En la competencia oficial, mientras tanto, apareció la primera de las tres películas francesas en concurso. Se trata de Un conte de Noël, de Arnaud Desplechin, protagonizada por la misma pareja de Reyes y reina, su película inmediatamente anterior y el único de sus ocho largometrajes estrenado en Buenos Aires. Como en Reyes y reina, este Cuento de Navidad también es un film coral, de múltiples voces y personajes, y gira una vez más alrededor de una gran familia burguesa, que siente crujir los cimientos bajo sus pies.
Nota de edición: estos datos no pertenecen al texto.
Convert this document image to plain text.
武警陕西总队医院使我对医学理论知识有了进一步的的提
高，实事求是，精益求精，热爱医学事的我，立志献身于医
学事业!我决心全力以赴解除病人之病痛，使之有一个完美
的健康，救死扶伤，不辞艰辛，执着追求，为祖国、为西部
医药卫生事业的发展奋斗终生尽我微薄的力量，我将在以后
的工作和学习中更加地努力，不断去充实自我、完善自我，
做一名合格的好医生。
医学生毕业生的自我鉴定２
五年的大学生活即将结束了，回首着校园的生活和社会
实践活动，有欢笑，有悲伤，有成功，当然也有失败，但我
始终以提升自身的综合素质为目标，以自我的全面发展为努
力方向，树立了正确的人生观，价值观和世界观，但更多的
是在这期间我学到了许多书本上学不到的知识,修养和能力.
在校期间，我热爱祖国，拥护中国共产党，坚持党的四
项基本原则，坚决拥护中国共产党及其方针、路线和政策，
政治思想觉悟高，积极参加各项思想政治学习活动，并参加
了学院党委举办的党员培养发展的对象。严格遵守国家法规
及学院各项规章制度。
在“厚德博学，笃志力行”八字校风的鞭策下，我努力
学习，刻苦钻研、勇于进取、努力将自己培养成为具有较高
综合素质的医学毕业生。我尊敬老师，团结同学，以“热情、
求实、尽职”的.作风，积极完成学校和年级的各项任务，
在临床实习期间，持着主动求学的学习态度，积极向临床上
Se diría que Desplechin despliega durante dos horas y media un gran árbol genealógico y va describiendo no sólo los gruesos nudos y las profundas raíces de su tronco –el pater familias–, sino también cada una de sus ramas: las más jóvenes y vitales, aquellas que prometían florecer y nunca lo hicieron y también aquellas que alcanzaron una gran altura, pero ahora sienten ya el peso de los años y comienzan a inclinarse hacia el piso, afectadas por alguna enfermedad.
De hecho, la enfermedad –física pero también psíquica– es una constante en Un conte de Noël, como ya lo era en Reyes y reina. Se diría que para el realizador de La sentinelle (1992) hay en la familia humana un malestar esencial, una afección, un dolor existencial, que sus personajes tratan de mitigar cada uno a su manera, como saben o simplemente como pueden, escapando de sus responsabilidades o asumiendo las que no les corresponden. Hasta los sentimientos negativos parecerían ser aquí un motor vital, al que Desplechin le encuentra su ritmo utilizando, en los momentos menos pensados, fragmentos de improvisaciones al piano de Duke Ellington y Cecil Taylor, que le dan al film un swing muy particular, disruptivo, casi atonal.